Sound detection is a popular application of today’s smart speakers. Alexa customers who activate Alexa Guard when they leave the house, for instance, receive notifications if their Alexa-enabled devices detect sounds such as glass breaking or smoke detectors going off while they’re away.
Sound detection — or, technically, acoustic-event detection (AED) — needs to run on-device: a home security application, for example, can’t miss a smoke alarm because of a momentary loss of Internet connectivity.
A popular way to fit AED models on-device is to use knowledge distillation, in which a machine learning model with a small memory footprint is trained to reproduce the outputs of a more powerful but also much larger model.
At this year’s Interspeech, we presented a new approach to knowledge distillation for AED systems. In tests, we compared our model to both a baseline model with no knowledge distillation and a model using a state-of-the-art knowledge distillation technique. On a standard metric called area under the precision-recall curve (AUPRC), our model improved on the earlier knowledge distillation model by 27% to 122%, relative to the baseline.

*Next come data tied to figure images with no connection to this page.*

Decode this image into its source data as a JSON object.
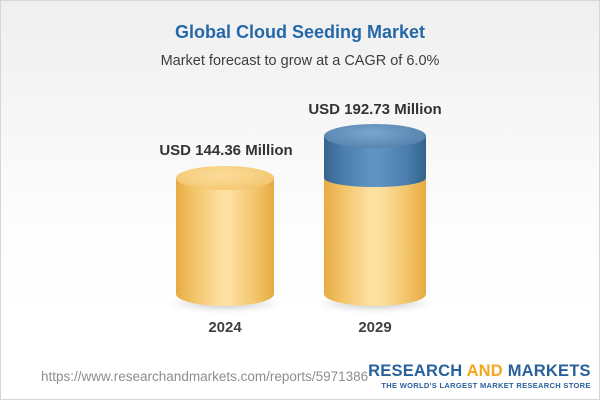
{
  "header": {
    "title": "Global Cloud Seeding Market",
    "subtitle": "Market forecast to grow at a CAGR of 6.0%"
  },
  "chart_data": {
    "type": "bar",
    "subtype": "3d-cylinder",
    "title": "Global Cloud Seeding Market",
    "subtitle": "Market forecast to grow at a CAGR of 6.0%",
    "categories": [
      "2024",
      "2029"
    ],
    "values": [
      144.36,
      192.73
    ],
    "value_labels": [
      "USD 144.36 Million",
      "USD 192.73 Million"
    ],
    "unit": "USD Million",
    "cagr_percent": 6.0,
    "legend": "none",
    "grid": false,
    "axes_shown": false,
    "ylim": [
      0,
      200
    ],
    "notes": "2029 cylinder is yellow up to the 2024 value (144.36) with a blue segment on top representing growth to 192.73",
    "colors": {
      "bar_yellow": "#f5c469",
      "growth_blue": "#4a7dad",
      "title_blue": "#2568a9",
      "label_text": "#333333"
    }
  },
  "footer": {
    "url": "https://www.researchandmarkets.com/reports/5971386",
    "logo": {
      "part1": "RESEARCH",
      "part2": "AND",
      "part3": "MARKETS",
      "tagline": "THE WORLD'S LARGEST MARKET RESEARCH STORE",
      "blue": "#29619c",
      "orange": "#f2a71c"
    }
  }
}
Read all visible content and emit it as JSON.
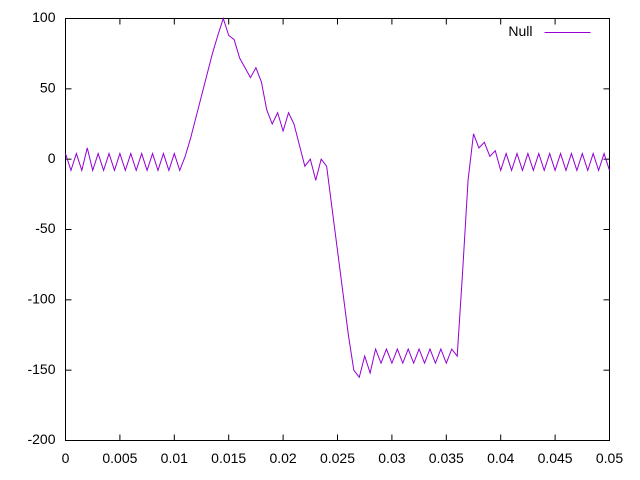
{
  "chart_data": {
    "type": "line",
    "x": [
      0,
      0.0005,
      0.001,
      0.0015,
      0.002,
      0.0025,
      0.003,
      0.0035,
      0.004,
      0.0045,
      0.005,
      0.0055,
      0.006,
      0.0065,
      0.007,
      0.0075,
      0.008,
      0.0085,
      0.009,
      0.0095,
      0.01,
      0.0105,
      0.011,
      0.0115,
      0.012,
      0.0125,
      0.013,
      0.0135,
      0.014,
      0.0145,
      0.015,
      0.0155,
      0.016,
      0.0165,
      0.017,
      0.0175,
      0.018,
      0.0185,
      0.019,
      0.0195,
      0.02,
      0.0205,
      0.021,
      0.0215,
      0.022,
      0.0225,
      0.023,
      0.0235,
      0.024,
      0.0245,
      0.025,
      0.0255,
      0.026,
      0.0265,
      0.027,
      0.0275,
      0.028,
      0.0285,
      0.029,
      0.0295,
      0.03,
      0.0305,
      0.031,
      0.0315,
      0.032,
      0.0325,
      0.033,
      0.0335,
      0.034,
      0.0345,
      0.035,
      0.0355,
      0.036,
      0.0365,
      0.037,
      0.0375,
      0.038,
      0.0385,
      0.039,
      0.0395,
      0.04,
      0.0405,
      0.041,
      0.0415,
      0.042,
      0.0425,
      0.043,
      0.0435,
      0.044,
      0.0445,
      0.045,
      0.0455,
      0.046,
      0.0465,
      0.047,
      0.0475,
      0.048,
      0.0485,
      0.049,
      0.0495,
      0.05
    ],
    "series": [
      {
        "name": "Null",
        "color": "#9400d3",
        "values": [
          4,
          -8,
          4,
          -8,
          8,
          -8,
          4,
          -8,
          4,
          -8,
          4,
          -8,
          4,
          -8,
          4,
          -8,
          4,
          -8,
          4,
          -8,
          4,
          -8,
          2,
          15,
          30,
          45,
          60,
          75,
          88,
          100,
          88,
          85,
          72,
          65,
          58,
          65,
          55,
          35,
          25,
          33,
          20,
          33,
          25,
          10,
          -5,
          0,
          -15,
          0,
          -5,
          -35,
          -65,
          -95,
          -125,
          -150,
          -155,
          -140,
          -152,
          -135,
          -145,
          -135,
          -145,
          -135,
          -145,
          -135,
          -145,
          -135,
          -145,
          -135,
          -145,
          -135,
          -145,
          -135,
          -140,
          -80,
          -15,
          18,
          8,
          12,
          2,
          6,
          -8,
          4,
          -8,
          4,
          -8,
          4,
          -8,
          4,
          -8,
          4,
          -8,
          4,
          -8,
          4,
          -8,
          4,
          -8,
          4,
          -8,
          4,
          -8
        ]
      }
    ],
    "xlim": [
      0,
      0.05
    ],
    "xticks": [
      0,
      0.005,
      0.01,
      0.015,
      0.02,
      0.025,
      0.03,
      0.035,
      0.04,
      0.045,
      0.05
    ],
    "ylim": [
      -200,
      100
    ],
    "yticks": [
      -200,
      -150,
      -100,
      -50,
      0,
      50,
      100
    ],
    "legend": "top-right"
  }
}
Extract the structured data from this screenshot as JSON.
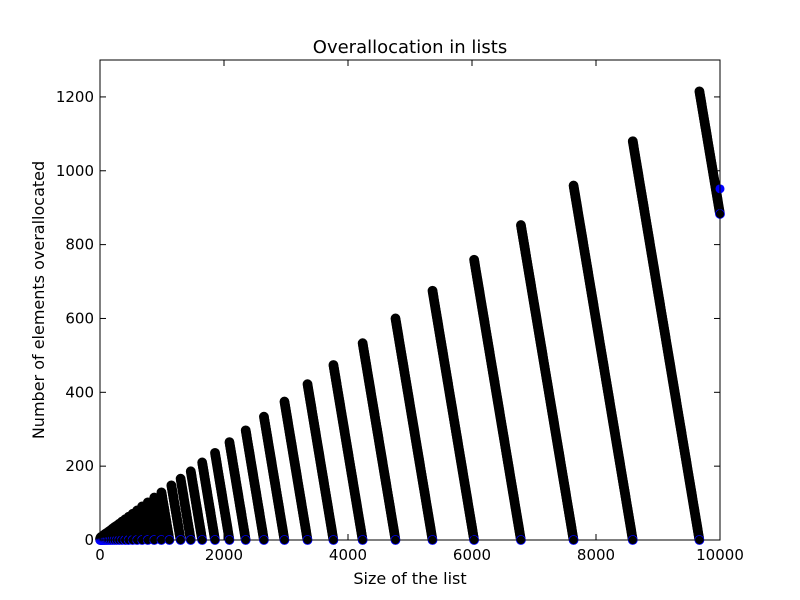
{
  "chart_data": {
    "type": "scatter",
    "title": "Overallocation in lists",
    "xlabel": "Size of the list",
    "ylabel": "Number of elements overallocated",
    "xlim": [
      0,
      10000
    ],
    "ylim": [
      0,
      1300
    ],
    "xticks": [
      0,
      2000,
      4000,
      6000,
      8000,
      10000
    ],
    "yticks": [
      0,
      200,
      400,
      600,
      800,
      1000,
      1200
    ],
    "grid": false,
    "legend": "none",
    "marker_color": "#000000",
    "marker_edge_color": "#0000ff",
    "series": [
      {
        "sawtooth_peaks": [
          {
            "x": 1151,
            "y": 148
          },
          {
            "x": 1300,
            "y": 166
          },
          {
            "x": 1464,
            "y": 186
          },
          {
            "x": 1648,
            "y": 210
          },
          {
            "x": 1855,
            "y": 236
          },
          {
            "x": 2088,
            "y": 265
          },
          {
            "x": 2350,
            "y": 297
          },
          {
            "x": 2644,
            "y": 334
          },
          {
            "x": 2975,
            "y": 375
          },
          {
            "x": 3347,
            "y": 422
          },
          {
            "x": 3765,
            "y": 474
          },
          {
            "x": 4236,
            "y": 533
          },
          {
            "x": 4766,
            "y": 600
          },
          {
            "x": 5363,
            "y": 675
          },
          {
            "x": 6034,
            "y": 759
          },
          {
            "x": 6789,
            "y": 853
          },
          {
            "x": 7638,
            "y": 960
          },
          {
            "x": 8593,
            "y": 1080
          },
          {
            "x": 9668,
            "y": 1215
          }
        ],
        "last_point": {
          "x": 10000,
          "y": 951
        }
      }
    ]
  }
}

Our technique works by exploiting repetitions in the acoustic signal, which are common in the types of sounds that AED systems are typically trained to detect: the sounds of smoke detector alarms or barking dogs, for instance, have more-or-less recurrent acoustic patterns.
While our system did deliver its greatest improvement over baseline on such repetitive signals, it also improved performance on loud, singular sounds such as engine and machinery impacts.
Deep neural networks, like the ones used in most AED models, are arranged into layers; input data is fed to the bottom layer, which processes it and passes the results to the next layer, which processes them and passes the results to the next layer, and so on.
Past work has improved knowledge distillation by using a technique called similarity-preserving knowledge distillation, which relies on similarities between the outputs of different network layers on training examples that share a label.
For instance, sounds of breaking glass have certain acoustic characteristics not shared by sounds of barking dogs, and the layers’ outputs should reflect that. With similarity-preserving knowledge distillation, similarities inferred by the teacher model help guide the training of the student model.
We vary this approach to enforce similarities between the outputs of network layers for the same training example. That is, the outputs of the network layers should reflect the repetitions in the input signal. We thus call our approach intra-utterance similarity-preserving (IUSP) knowledge distillation.
We can enforce similarity between whichever layers of the teacher network — the larger network — and the student network — the smaller network — we want. For a given layer of the teacher model, we produce a matrix that maps its outputs for successive time steps of the input signal against themselves. The values in the matrix cells indicate the correlation between the layer’s outputs at different time steps.
During training, we evaluate the student model not only according to how well its final output matches that of the teacher model, but also according to how well the self-correlation matrices of its normalized outputs match the teacher’s.
Since the goal of knowledge distillation is to shrink the size of the machine learning model, the layers and intermediate features of the student model are often smaller — they have fewer processing nodes — than those of the teacher model.
In that case, we use bilinear interpolation to make the student model’s self-correlation matrices the same size as the teacher’s. That is, we insert additional rows and columns into the matrix, and the value of each added cell is an interpolation between the values of the adjacent cells in the horizontal and vertical directions.
In our experiments, we used a standard benchmark data set that features eight classes of sound, including alarm sounds, dogs barking, impact sounds, and human speech.
As a baseline model, we used a standard AED network with no knowledge distillation. To assess our model, we also compared it to a model trained using similarity-preserving knowledge distillation.
We measured the models’ performance using area under the precision-recall curve, which represents the trade-off between false positives and false negatives, and we experimented with student models of four different sizes. We assessed the knowledge distillation models according to their degree of improvement over the baseline model.
Compared to the other knowledge distillation model, our model’s biggest improvement — a 122% increase in relative AUPRC — came with the smallest student model. The smallest improvement — 27% relative — came with the largest student model. As the purpose of knowledge distillation is to shrink the size of the student model, this indicates that our approach could be of use in real-world settings.